Le gardien de but des Olympiques, Creed Jones, a volé plusieurs buts à l'Océanic.

L'Océanic perd aux mains de Creed Jones

RIMOUSKI – Lors de leur deuxième duel de samedi contre les Olympiques au Colisée Financière Sun Life, les joueurs de l'Océanic avaient, de toute évidence, très bien compris la déception de leur entraîneur-chef après leur défaite de la veille. Contrairement au dernier match, les hommes de Serge Beausoleil ont commis peu d'erreurs et peu de revirements. Cela ne les a pas empêchés de plier encore une fois l'échine par la marque de 4-3. Gatineau doit beaucoup sa victoire remportée en tirs de barrage à son gardien Creed Jones.

Avec 36 lancers reçus contre seulement 17 du côté de son vis-à-vis, la muraille du cerbère de l'Outaouais a été difficile à percer. Même si Beausoleil a salué l'effort de ses joueurs qui ont mieux joué que la veille, il croit qu'ils ont payé pour ne pas avoir respecté l'adversaire la veille. «Quand on donne deux buts sur quatre tirs, un moment donné, il faut faire les arrêts, a-t-il critiqué en parlant de son jeune gardien Jonathan Labrie.
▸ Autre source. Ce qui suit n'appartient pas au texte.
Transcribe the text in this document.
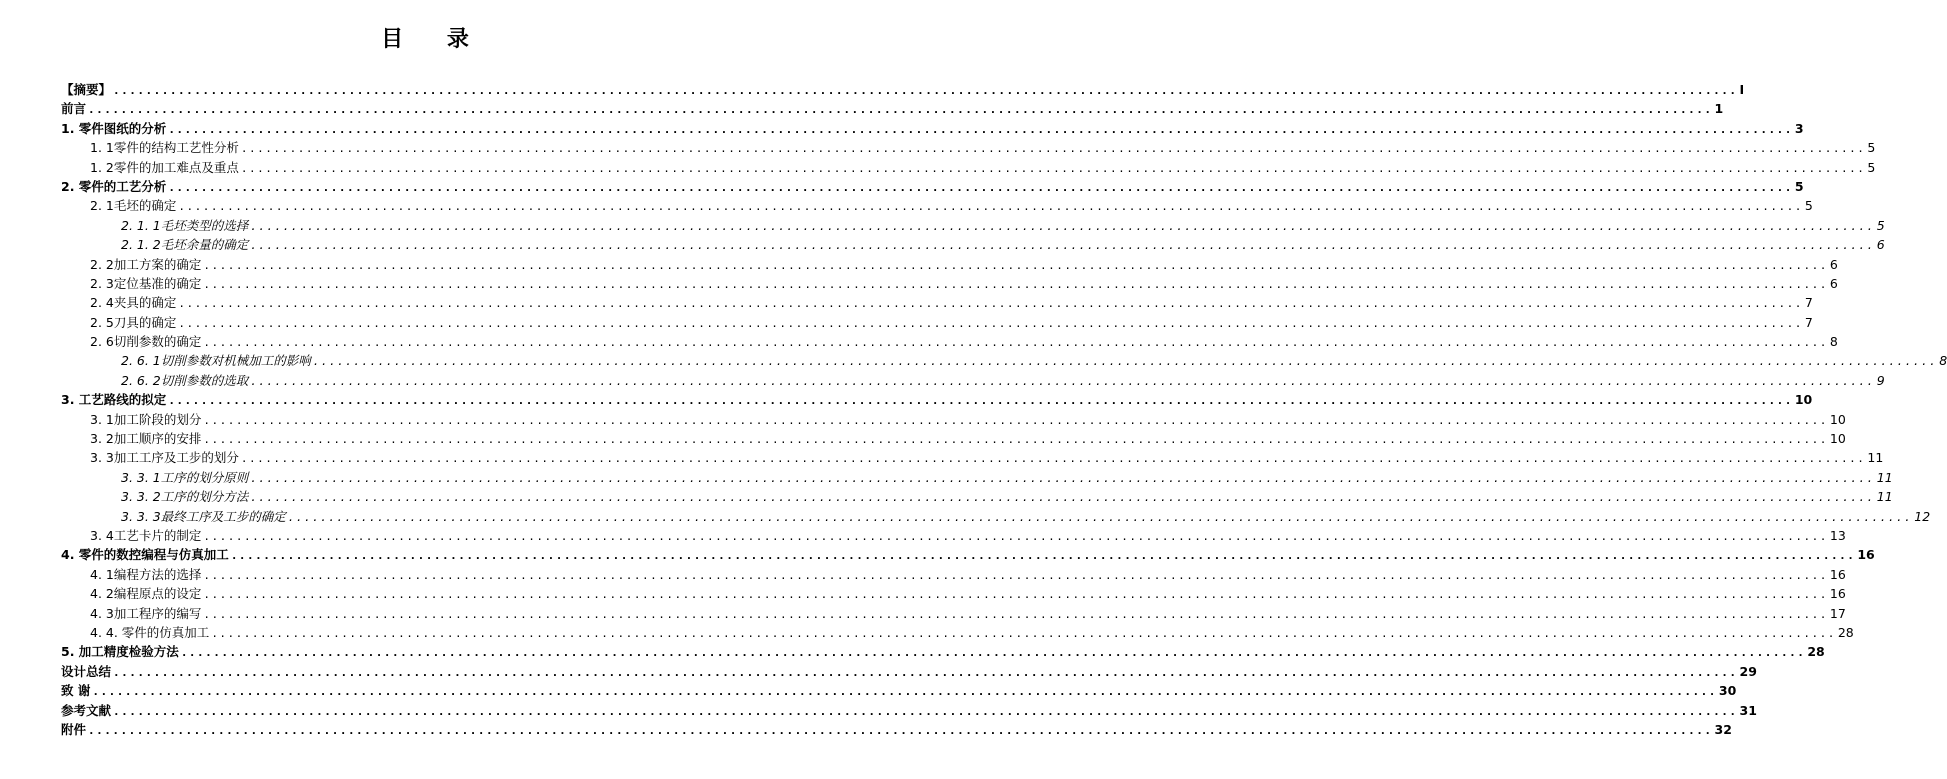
目 录
【摘要】 ........................................................................................................................................................................................................ I
前言 ........................................................................................................................................................................................................ 1
1. 零件图纸的分析 ........................................................................................................................................................................................................ 3
1. 1零件的结构工艺性分析 ........................................................................................................................................................................................................ 5
1. 2零件的加工难点及重点 ........................................................................................................................................................................................................ 5
2. 零件的工艺分析 ........................................................................................................................................................................................................ 5
2. 1毛坯的确定 ........................................................................................................................................................................................................ 5
2. 1. 1毛坯类型的选择 ........................................................................................................................................................................................................ 5
2. 1. 2毛坯余量的确定 ........................................................................................................................................................................................................ 6
2. 2加工方案的确定 ........................................................................................................................................................................................................ 6
2. 3定位基准的确定 ........................................................................................................................................................................................................ 6
2. 4夹具的确定 ........................................................................................................................................................................................................ 7
2. 5刀具的确定 ........................................................................................................................................................................................................ 7
2. 6切削参数的确定 ........................................................................................................................................................................................................ 8
2. 6. 1切削参数对机械加工的影响 ........................................................................................................................................................................................................ 8
2. 6. 2切削参数的选取 ........................................................................................................................................................................................................ 9
3. 工艺路线的拟定 ........................................................................................................................................................................................................ 10
3. 1加工阶段的划分 ........................................................................................................................................................................................................ 10
3. 2加工顺序的安排 ........................................................................................................................................................................................................ 10
3. 3加工工序及工步的划分 ........................................................................................................................................................................................................ 11
3. 3. 1工序的划分原则 ........................................................................................................................................................................................................ 11
3. 3. 2工序的划分方法 ........................................................................................................................................................................................................ 11
3. 3. 3最终工序及工步的确定 ........................................................................................................................................................................................................ 12
3. 4工艺卡片的制定 ........................................................................................................................................................................................................ 13
4. 零件的数控编程与仿真加工 ........................................................................................................................................................................................................ 16
4. 1编程方法的选择 ........................................................................................................................................................................................................ 16
4. 2编程原点的设定 ........................................................................................................................................................................................................ 16
4. 3加工程序的编写 ........................................................................................................................................................................................................ 17
4. 4. 零件的仿真加工 ........................................................................................................................................................................................................ 28
5. 加工精度检验方法 ........................................................................................................................................................................................................ 28
设计总结 ........................................................................................................................................................................................................ 29
致 谢 ........................................................................................................................................................................................................ 30
参考文献 ........................................................................................................................................................................................................ 31
附件 ........................................................................................................................................................................................................ 32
On a eu de très belles occasions, mais il faut constater que c'est une fin de semaine décevante!»

À 9:13 de la première période, après une erreur de son coéquipier Zachary Massicotte, Labrie a cédé sur le deuxième tir des Olympiques lorsque Metis Roelens (7e) qui, après avoir raté son lancer, s'est repris avec une spectaculaire feinte. Malgré l'intense bourdonnement autour du filet des visiteurs, jumelé à la pression et à la vitesse du premier trio de Rimouski, Jones a été invincible. «Il a joué un bon match», a été forcé d'admettre l'entraîneur adverse.
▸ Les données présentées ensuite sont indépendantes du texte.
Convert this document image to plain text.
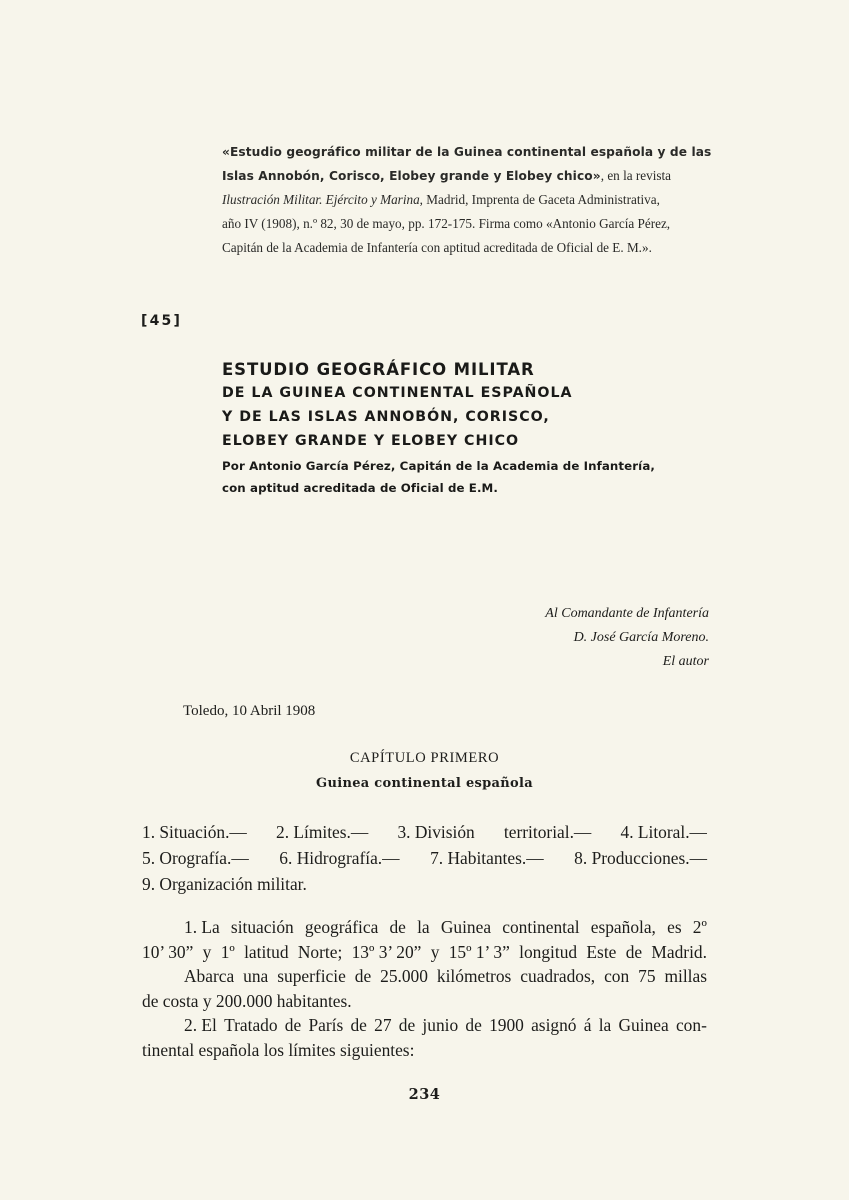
«Estudio geográfico militar de la Guinea continental española y de las Islas Annobón, Corisco, Elobey grande y Elobey chico», en la revista
Ilustración Militar. Ejército y Marina, Madrid, Imprenta de Gaceta Administrativa,
año IV (1908), n.º 82, 30 de mayo, pp. 172-175. Firma como «Antonio García Pérez,
Capitán de la Academia de Infantería con aptitud acreditada de Oficial de E. M.».
[45]
ESTUDIO GEOGRÁFICO MILITAR
DE LA GUINEA CONTINENTAL ESPAÑOLA
Y DE LAS ISLAS ANNOBÓN, CORISCO,
ELOBEY GRANDE Y ELOBEY CHICO
Por Antonio García Pérez, Capitán de la Academia de Infantería,
con aptitud acreditada de Oficial de E.M.
Al Comandante de Infantería
D. José García Moreno.
El autor
Toledo, 10 Abril 1908
CAPÍTULO PRIMERO
Guinea continental española
1. Situación.— 2. Límites.— 3. División territorial.— 4. Litoral.—
5. Orografía.— 6. Hidrografía.— 7. Habitantes.— 8. Producciones.—
9. Organización militar.
1. La situación geográfica de la Guinea continental española, es 2º
10’ 30” y 1º latitud Norte; 13º 3’ 20” y 15º 1’ 3” longitud Este de Madrid.
Abarca una superficie de 25.000 kilómetros cuadrados, con 75 millas
de costa y 200.000 habitantes.
2. El Tratado de París de 27 de junio de 1900 asignó á la Guinea con-
tinental española los límites siguientes:
234
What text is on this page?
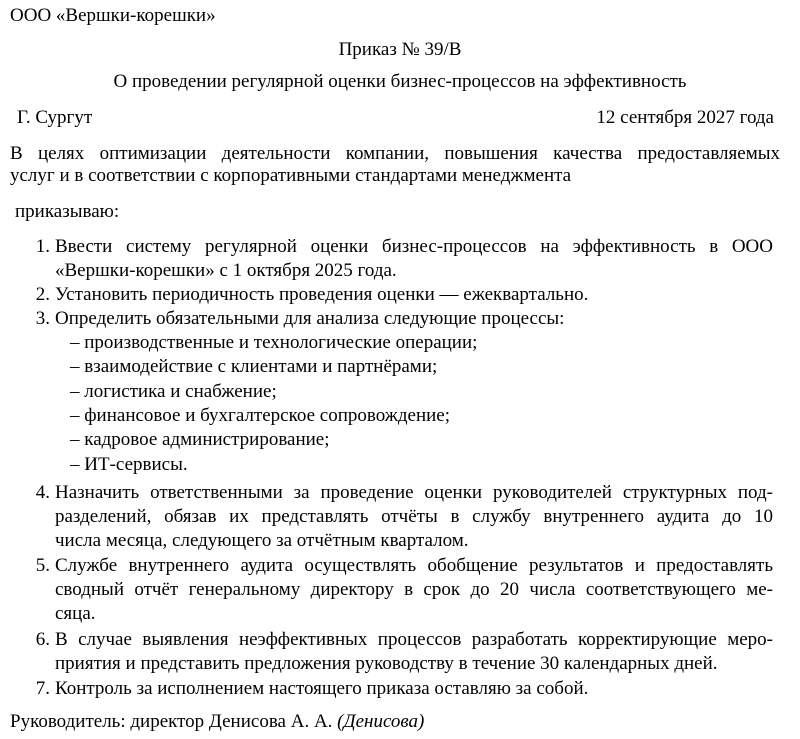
ООО «Вершки-корешки»
Приказ № 39/В
О проведении регулярной оценки бизнес-процессов на эффективность
Г. Сургут	12 сентября 2027 года
В целях оптимизации деятельности компании, повышения качества предоставляемых
услуг и в соответствии с корпоративными стандартами менеджмента
приказываю:
1. Ввести систему регулярной оценки бизнес-процессов на эффективность в ООО
«Вершки-корешки» с 1 октября 2025 года.
2. Установить периодичность проведения оценки — ежеквартально.
3. Определить обязательными для анализа следующие процессы:
– производственные и технологические операции;
– взаимодействие с клиентами и партнёрами;
– логистика и снабжение;
– финансовое и бухгалтерское сопровождение;
– кадровое администрирование;
– ИТ-сервисы.
4. Назначить ответственными за проведение оценки руководителей структурных под-
разделений, обязав их представлять отчёты в службу внутреннего аудита до 10
числа месяца, следующего за отчётным кварталом.
5. Службе внутреннего аудита осуществлять обобщение результатов и предоставлять
сводный отчёт генеральному директору в срок до 20 числа соответствующего ме-
сяца.
6. В случае выявления неэффективных процессов разработать корректирующие меро-
приятия и представить предложения руководству в течение 30 календарных дней.
7. Контроль за исполнением настоящего приказа оставляю за собой.
Руководитель: директор Денисова А. А. (Денисова)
Les 3 300 spectateurs ont eu droit à beaucoup d'action à l'engagement médian. 22 secondes après que David Aebischer eut été envoyé au cachot pour avoir retenu Alexis Lafrenière, l'empêchant ainsi de s'avancer au filet, Cédric Paré (23e) a réussi à battre le portier d'un puissant lancer pour créer l'égalité en avantage numérique. Puis, 1:19 plus tard, Alexis Lafrenière (13e) a permis aux siens, en atteignant la cible directement dans la lucarne, de prendre les devants pour la première fois du match. Mais, l'avance sera de bien courte durée puisque Carson MacKinnon (3e) est rapidement venu hanter son ancien club en s'avançant seul. «Je n'ai vraiment pas aimé ce deuxième but, a laissé tomber le pilote des Bleus. Ça n'a pas sa raison d'être!»

À mi-chemin du dernier tiers, Cole Cormier (4e) a brisé l'égalité sur une belle manœuvre de Frédéryck Janvier, permettant à son équipe de reprendre les devants pour une deuxième fois de la rencontre. Une pénalité pour avoir fait trébucher, accordée à Anthony D'Amours, aura coûté cher aux locaux. À moins d'une minute à faire au match, Éric Landry a retiré son gardien pour envoyer six joueurs dans la mêlée, contre seulement quatre du côté de l'adversaire. Aebischer (2e) a profité de ce jeu de puissance pour niveler la marque à moins d'une minute à faire, forçant ainsi une période de prolongation.

«Deux fois, on aurait pu sortir la rondelle du territoire, mais on n'a pas réussi à le faire et une autre fois, on a tiré dans le dos de notre coéquipier, regrettait Beausoleil. Quand je dis que ça ne roulait pas, ça fait référence un peu à ça. Ils ont marqué dans la circulation et on a touché la barre en supplémentaire.» Il a fallu aller en fusillade pour dénouer l'impasse.

Avec l'absence d'Adam Raska, qui s'était blessé en milieu de deuxième période la veille, ainsi que de Zachary Bolduc qui participait au Défi mondial de hockey des M-17, «il a fallu qu'on surtaxe certains joueurs», selon l'entraîneur bas-laurentien. «J'ai bien aimé la réponse de certains, mais il y a des jeunes qui manquent des occasions de se prouver, déplore Beausoleil. Je ne peux pas les utiliser parce qu'ils ne jouent pas de la bonne façon.»

Le prochain match de l'Océanic est prévu vendredi, alors que la formation rendra visite aux Tigres à Victoriaville.